Kalley King Yanta, a former KSTP anchor and anti-abortion activist, has joined the Minnesota for Marriage group to anchor videos intended to convince Minnesotans to vote for the anti-gay marriage amendment on the ballot in 2012. The videos — and Kalley — have come under immediate scrutiny.
The American Independent reported on Yanta on Monday and her connections to anti-abortion activists.
Here’s the first video in the series:
Yanta launched her new project with Minnesota for Marriage on the Brad Brandon show on Wednesday.
Yanta said she has been talking with people who ask her about well-adjusted children of same-sex parents. She said that simply does not happen.
“I have to beg to differ with that opinion. There are studies about how children being raised — and how that affects somebody in their psyche and self esteem — being raised by a man and a man and a woman and a woman.”
She added, “It’s not natural.”
She also said that if the amendment doesn’t pass, Christian parents will be arrested.

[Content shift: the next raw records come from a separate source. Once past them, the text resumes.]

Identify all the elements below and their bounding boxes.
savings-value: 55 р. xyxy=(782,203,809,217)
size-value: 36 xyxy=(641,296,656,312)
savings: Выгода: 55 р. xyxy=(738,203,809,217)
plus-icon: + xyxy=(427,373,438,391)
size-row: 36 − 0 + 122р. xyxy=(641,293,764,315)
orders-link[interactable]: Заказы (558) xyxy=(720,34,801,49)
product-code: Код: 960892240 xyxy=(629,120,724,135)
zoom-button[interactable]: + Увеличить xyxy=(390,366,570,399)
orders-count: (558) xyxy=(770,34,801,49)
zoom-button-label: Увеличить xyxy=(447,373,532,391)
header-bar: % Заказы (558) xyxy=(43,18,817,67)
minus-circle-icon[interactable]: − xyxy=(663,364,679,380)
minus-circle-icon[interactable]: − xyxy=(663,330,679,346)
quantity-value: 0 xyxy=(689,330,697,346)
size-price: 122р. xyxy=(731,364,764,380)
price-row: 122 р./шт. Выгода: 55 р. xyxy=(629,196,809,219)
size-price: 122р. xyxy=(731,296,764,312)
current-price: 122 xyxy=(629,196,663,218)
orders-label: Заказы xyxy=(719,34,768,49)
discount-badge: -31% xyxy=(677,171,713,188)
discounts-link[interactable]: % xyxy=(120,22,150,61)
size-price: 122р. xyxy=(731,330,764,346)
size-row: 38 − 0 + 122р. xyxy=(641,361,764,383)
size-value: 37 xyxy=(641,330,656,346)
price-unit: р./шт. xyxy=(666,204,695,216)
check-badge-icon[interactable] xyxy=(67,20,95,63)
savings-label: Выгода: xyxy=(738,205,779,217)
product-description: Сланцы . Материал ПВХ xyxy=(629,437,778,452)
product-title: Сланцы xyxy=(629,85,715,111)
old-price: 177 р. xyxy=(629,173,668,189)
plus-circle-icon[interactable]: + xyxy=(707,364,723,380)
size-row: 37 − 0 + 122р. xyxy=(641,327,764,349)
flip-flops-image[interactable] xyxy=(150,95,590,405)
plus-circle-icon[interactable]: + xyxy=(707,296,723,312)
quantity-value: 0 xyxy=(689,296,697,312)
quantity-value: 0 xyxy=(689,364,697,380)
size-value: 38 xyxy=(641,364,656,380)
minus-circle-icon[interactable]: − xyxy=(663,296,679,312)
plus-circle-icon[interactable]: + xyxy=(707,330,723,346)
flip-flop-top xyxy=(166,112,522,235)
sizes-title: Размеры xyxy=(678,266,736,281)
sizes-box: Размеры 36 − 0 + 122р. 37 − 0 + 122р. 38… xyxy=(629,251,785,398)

“If marriage between homosexuals is legalized, what will some of the consequences be?” she asked rhetorically. “Parents who want to opt their kids out of a public school that is teaching about homosexual relationships, those parents are charged with disrcimination and hauled away sometimes in handcuffs. We just can’t allow this to happen.”
Minnesotans United for All Families, a coalition of more than 100 groups, analyzed the images in the first video released and determined that not a single person in the video was actually from Minnesota.
“While this video is full of stock images, it is strangely lacking in real Minnesotans,” the group said on its Facebook page. “Perhaps they couldn’t find any real Minnesotans willing to support their divisive agenda?”
One image appears to have been taken by a French photographer of a French family and another is being used on the website of an India-based health care center.
Most of the images were purchased through low-budget stock-photo websites.
And it’s not the first time a group affiliated with the National Organization for Marriage (NOM is one of three groups that make up Minnesota for Marriage) used stock photos to misrepresent support for their cause. In 2011, the group’s Rhode Island affiliate used images from a rally featuring Barack Obama and passed them off as their own rallies.